Les personnes en situation de handicap sont aptes à intégrer le monde du travail.


Vrai : Travailler favorise l’autonomie et l’épanouissement personnel. Avec ou sans aide, la personne en situation de handicap peut travailler soit dans le circuit ordinaire soit dans le circuit adapté. L’article 27 de la Convention ONU balise plus spécifiquement l’emploi des personnes en situation de handicap. En Belgique, elles sont protégées par la loi anti discrimination. Nous déplorons que les employeurs soient souvent freinés par la vision encore trop négative du handicap ou par les aménagements à réaliser alors qu’il existe de nombreuses aides
 

 

L’enseignement spécialisé est un passage obligé pour tout enfant en situation de handicap ou à besoins spécifiques. 
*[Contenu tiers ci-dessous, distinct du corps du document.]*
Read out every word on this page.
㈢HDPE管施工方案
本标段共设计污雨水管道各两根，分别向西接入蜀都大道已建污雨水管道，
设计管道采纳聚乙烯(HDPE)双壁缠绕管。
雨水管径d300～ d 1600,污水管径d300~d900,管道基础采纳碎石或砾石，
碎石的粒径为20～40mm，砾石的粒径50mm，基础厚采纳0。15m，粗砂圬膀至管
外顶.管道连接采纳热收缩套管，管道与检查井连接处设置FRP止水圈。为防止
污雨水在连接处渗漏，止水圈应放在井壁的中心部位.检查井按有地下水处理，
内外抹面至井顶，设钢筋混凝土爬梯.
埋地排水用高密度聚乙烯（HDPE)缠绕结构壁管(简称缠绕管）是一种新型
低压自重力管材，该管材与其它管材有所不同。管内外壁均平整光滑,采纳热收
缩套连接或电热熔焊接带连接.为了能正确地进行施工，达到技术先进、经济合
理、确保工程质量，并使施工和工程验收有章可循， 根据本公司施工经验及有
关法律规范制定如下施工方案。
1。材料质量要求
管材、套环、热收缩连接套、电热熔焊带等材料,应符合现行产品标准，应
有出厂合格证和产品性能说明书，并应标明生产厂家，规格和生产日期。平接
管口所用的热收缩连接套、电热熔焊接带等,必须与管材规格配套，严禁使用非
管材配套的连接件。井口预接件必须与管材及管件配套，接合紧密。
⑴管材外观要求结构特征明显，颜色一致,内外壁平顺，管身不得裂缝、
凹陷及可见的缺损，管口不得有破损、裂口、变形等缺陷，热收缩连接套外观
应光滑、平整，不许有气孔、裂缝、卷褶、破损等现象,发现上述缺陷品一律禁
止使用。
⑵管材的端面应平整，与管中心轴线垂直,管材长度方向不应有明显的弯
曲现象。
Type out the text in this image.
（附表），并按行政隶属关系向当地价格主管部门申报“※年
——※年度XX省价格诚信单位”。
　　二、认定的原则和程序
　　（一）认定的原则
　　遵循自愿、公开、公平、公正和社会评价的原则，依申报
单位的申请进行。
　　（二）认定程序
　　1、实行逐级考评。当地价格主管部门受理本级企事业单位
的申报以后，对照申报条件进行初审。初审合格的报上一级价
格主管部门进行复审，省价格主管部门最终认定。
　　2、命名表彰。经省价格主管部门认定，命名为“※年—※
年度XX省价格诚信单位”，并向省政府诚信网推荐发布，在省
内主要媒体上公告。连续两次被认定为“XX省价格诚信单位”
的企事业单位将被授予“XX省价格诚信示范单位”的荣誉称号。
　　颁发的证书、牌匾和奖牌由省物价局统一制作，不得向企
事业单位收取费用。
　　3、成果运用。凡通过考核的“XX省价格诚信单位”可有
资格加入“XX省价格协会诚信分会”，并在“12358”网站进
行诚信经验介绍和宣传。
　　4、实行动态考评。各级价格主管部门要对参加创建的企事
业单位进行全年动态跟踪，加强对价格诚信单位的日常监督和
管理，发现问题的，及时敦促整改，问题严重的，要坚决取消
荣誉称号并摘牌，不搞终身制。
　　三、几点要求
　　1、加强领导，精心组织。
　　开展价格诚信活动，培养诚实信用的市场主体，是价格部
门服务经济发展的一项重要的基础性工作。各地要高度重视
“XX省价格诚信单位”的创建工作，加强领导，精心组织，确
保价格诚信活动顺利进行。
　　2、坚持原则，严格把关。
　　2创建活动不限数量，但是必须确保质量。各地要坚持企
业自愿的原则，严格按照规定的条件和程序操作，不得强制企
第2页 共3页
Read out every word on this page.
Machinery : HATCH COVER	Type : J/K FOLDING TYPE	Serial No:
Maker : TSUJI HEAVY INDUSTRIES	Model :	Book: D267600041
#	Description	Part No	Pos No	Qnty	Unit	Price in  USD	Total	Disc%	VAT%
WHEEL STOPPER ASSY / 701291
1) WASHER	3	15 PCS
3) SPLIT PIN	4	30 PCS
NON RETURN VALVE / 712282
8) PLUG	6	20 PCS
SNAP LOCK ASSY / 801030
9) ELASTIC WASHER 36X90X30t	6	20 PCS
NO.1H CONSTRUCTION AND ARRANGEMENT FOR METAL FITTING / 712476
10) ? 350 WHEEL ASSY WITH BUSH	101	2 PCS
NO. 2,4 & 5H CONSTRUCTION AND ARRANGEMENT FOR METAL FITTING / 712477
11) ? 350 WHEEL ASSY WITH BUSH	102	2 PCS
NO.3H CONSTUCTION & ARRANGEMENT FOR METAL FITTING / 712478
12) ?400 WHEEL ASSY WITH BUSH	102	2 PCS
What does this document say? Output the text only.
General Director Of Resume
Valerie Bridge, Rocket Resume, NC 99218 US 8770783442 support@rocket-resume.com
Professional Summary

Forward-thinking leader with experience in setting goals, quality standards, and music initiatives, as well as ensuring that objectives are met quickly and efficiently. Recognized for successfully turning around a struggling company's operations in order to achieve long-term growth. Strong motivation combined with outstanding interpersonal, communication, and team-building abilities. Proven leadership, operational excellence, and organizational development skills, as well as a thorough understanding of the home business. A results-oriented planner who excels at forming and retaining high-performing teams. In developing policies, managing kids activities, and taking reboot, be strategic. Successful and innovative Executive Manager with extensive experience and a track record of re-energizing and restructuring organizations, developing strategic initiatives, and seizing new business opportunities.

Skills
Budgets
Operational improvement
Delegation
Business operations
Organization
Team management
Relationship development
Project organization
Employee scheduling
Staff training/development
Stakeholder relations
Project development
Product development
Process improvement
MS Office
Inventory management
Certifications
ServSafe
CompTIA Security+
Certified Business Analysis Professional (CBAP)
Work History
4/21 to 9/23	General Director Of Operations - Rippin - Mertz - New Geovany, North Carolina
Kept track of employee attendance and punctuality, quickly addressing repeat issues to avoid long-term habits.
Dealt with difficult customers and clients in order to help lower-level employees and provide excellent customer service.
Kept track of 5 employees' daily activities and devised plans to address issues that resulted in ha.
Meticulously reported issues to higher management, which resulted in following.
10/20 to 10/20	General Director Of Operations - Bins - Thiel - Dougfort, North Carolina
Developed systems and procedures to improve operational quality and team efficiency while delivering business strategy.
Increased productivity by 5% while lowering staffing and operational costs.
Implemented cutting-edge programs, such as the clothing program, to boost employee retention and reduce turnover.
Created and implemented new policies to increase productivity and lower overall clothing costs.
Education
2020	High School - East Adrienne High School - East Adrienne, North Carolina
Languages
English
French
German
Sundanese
Faux : Selon la Convention ONU, un enfant en situation de handicap ne peut être exclu du système d’enseignement général sur base de son handicap. Des aménagements raisonnables doivent être prévus en fonction des besoins de chacun ainsi que des mesures d’accompagnement individualisé. Il est important de favoriser l’enseignement inclusif afin de permettre au jeune de suivre une scolarité ordinaire avec ses amis et sa famille. 
 

 

Les personnes en situation de handicap intellectuel ne peuvent pas voter.

 
Faux :  Le vote est un droit fondamental que les personnes en situation de handicap peuvent exercer (exceptées les personnes internées et déclarées incapables de voter par un juge de paix ). L’article 29 de la Convention ONU garantit la participation à la vie politique. Malheureusement, aujourd’hui encore, trop de personnes en situation de handicap n’exercent pas pleinement ce droit. En cause ? L’inaccessibilité de certains bureaux de vote et des programmes électoraux difficiles à comprendre par tout un chacun.
 

 
 

Toutes les personnes reconnues en situation de handicap bénéficient d’une carte de stationnement.

 
Faux :  La carte de stationnement est délivrée sur base de critères bien précis. Certaines personnes peuvent disposer de cette carte sans présenter de signes apparents de handicap. Avant de porter un jugement hâtif, rappelons-nous toujours que 80 % des handicaps ne sont pas visibles.
 

 
 

Cela n’arrive qu’aux autres ! Je ne suis pas concerné…  

 
Faux : Nous sommes tous concernés par le handicap et personne n’est à l’abri d’un pépin (maladie, accident, etc.). Cela est valable également pour les troubles psychiques. Certains événements comme la perte d’un proche ou un stress intensif peuvent mener à cela. Par ailleurs, nous sommes régulièrement des PMR (bras chargés de sacs de courses, poussette, etc.).